Chaque année, les assureurs jouent les magiciens et prétendent prévoir qui sera malade ou non l’année suivante et combien cela va coûter, puis ils fixent les primes selon ces critères mystérieux. Ainsi, les primes sont toujours plus chères, les assureurs toujours plus arrogants et les assurés toujours plus noyés dans l’opacité des calculs. Jusqu’à quand peut-on accepter une telle situation?
Peu après la défaite de l’initiative pour une caisse publique en 2014, un groupe de personnes, réunies autour de conseillers d’Etat, de médecins et de la Fédération romande des consommateurs (FRC), a cherché d’autres solutions. Il s’agissait de trouver un nouveau système d’application plus équitable, qui ne déroge pas à la LAMal. En résumé, d’offrir une solution technique au problème de la sélection des risques et de l’accumulation des réserves. C’est vers un système connu, reconnu et qui fonctionne bien, que la réflexion du groupe s’est orientée: les caisses de compensation. On connaît leur efficacité dans l’AVS et dans l’assurance chômage. Pour cette dernière, les caisses de compensation ont permis de renoncer avec succès à toutes sortes de primes différenciées et complexes. Voilà pourquoi le groupe propose un vrai modèle cantonal pour l’assurance maladie obligatoire, qui maintient l’existence des caisses actuelles. C’est un système permettant de fixer les primes cantonales calculées sur la base des coûts réels vérifiés par les cantons.
Offrir un système logique et pragmatique
Il ne s’agit pas d’un saut dans le vide mais bel et bien de l’instauration d’une application qui a fait ses preuves: une caisse de compensation cantonale ou régionale qui fixe et encaisse les primes. Ainsi, le lien entre les coûts et les primes devient transparent et clair. Cette caisse de compensation pourrait être aussi bien une structure autonome de droit public qu’être de droit privé avec une implication des pouvoirs publics dans la structure. Ce modèle respecterait ainsi au plus près la volonté populaire, puisqu’il laisserait toute latitude aux citoyens – qui sont tous des assurés – de chaque canton d’adopter ou non ce système sur leur territoire. En parlant de caisse régionale, on laisse la porte ouverte à de petits cantons qui pourraient collaborer entre eux pour atteindre une masse critique optimale. Dans le domaine des réserves, on assisterait à leur mutualisation, on éviterait ainsi la création artificielle d’un niveau élevé de réserves et l’utilisation de celles-ci à des fins de stratégies commerciales incontrôlables. Les réserves ne correspondraient plus alors qu’à un objectif, celui de pallier un renchérissement exceptionnel et subit des coûts de la santé qui surviendrait durant les deux années séparant le calcul des primes et leur bouclement. L’importance des réserves pourrait ainsi diminuer massivement et influencer favorablement le montant des primes. Ajoutons encore que les classes de primes pour enfants, adolescents et adultes sont maintenues, tout comme les franchises à choix, les modèles «médecin de famille», réseau de soins ou télémédecine.

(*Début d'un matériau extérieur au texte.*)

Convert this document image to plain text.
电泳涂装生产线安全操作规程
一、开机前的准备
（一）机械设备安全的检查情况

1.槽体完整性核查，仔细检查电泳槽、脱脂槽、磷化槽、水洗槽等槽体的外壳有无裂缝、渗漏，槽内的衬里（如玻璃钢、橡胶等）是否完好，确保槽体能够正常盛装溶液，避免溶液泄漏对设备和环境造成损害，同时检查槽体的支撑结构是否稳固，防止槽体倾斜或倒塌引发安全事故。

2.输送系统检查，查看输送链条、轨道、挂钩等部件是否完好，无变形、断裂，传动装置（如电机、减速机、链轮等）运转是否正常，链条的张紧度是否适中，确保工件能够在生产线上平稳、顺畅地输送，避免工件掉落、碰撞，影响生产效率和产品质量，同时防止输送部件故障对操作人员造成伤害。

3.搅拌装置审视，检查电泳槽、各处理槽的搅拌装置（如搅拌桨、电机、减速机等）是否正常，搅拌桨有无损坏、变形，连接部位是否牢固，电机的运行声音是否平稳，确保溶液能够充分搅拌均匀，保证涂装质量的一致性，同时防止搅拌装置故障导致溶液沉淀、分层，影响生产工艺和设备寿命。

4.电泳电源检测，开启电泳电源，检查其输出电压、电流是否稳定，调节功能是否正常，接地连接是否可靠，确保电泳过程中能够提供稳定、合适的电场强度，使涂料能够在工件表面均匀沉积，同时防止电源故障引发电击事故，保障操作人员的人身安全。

Passer d’une assurance maladie à une assurance santé
Il est prévu que les caisses actuelles restent en activité. L’avantage essentiel pour les assurés est que les changements annuels de caisses et leur cohorte de démarches administratives deviennent superflus, puisque la prime deviendrait identique pour toutes les caisses du canton. Le choix d’une caisse maladie se ferait sur la seule base de la réelle qualité du service pour le patient et de la rapidité du remboursement des factures après leur contrôle. Notons que les postes de travail sont aussi conservés. Grâce au nouveau système, des mesures de prévention pourraient enfin se développer et non pas seulement, comme aujourd’hui, en faveur de fringants trentenaires à qui les assurances offrent un abonnement de fitness, s’assurant ainsi une clientèle en pleine forme et peu coûteuse. Le nouveau projet permettrait, par exemple, de financer des mesures de prévention des chutes chez les personnes âgées, un secteur qui préoccupe peu les assureurs car ce n’est pas vraiment la clientèle qu’ils recherchent. Ce projet est mis en consultation dans toute la Suisse auprès des associations, des partis et des citoyens jusqu’à la fin du mois de mai. Santésuisse, le syndicat des assureurs, et Curafutura du PLR Ignazio Cassis ont, sans surprise, déjà exprimé leur désaccord. En fonction des résultats de la consultation, l’initiative sera lancée au niveau fédéral afin de permettre qu’un tel système soit autorisé dans les cantons qui le souhaitent. Aux côtés de la FRC, on trouve le Mouvement populaire des familles (MPF), l’AVIVO, la FARES (Fédération des associations de retraités), les conseillers d’Etat Pierre-Yves Maillard (VD), Mauro Poggia (GE), Michel Thentz (JU, jusque fin 2015) et Laurent Kurth (NE) ainsi que nombre de médecins.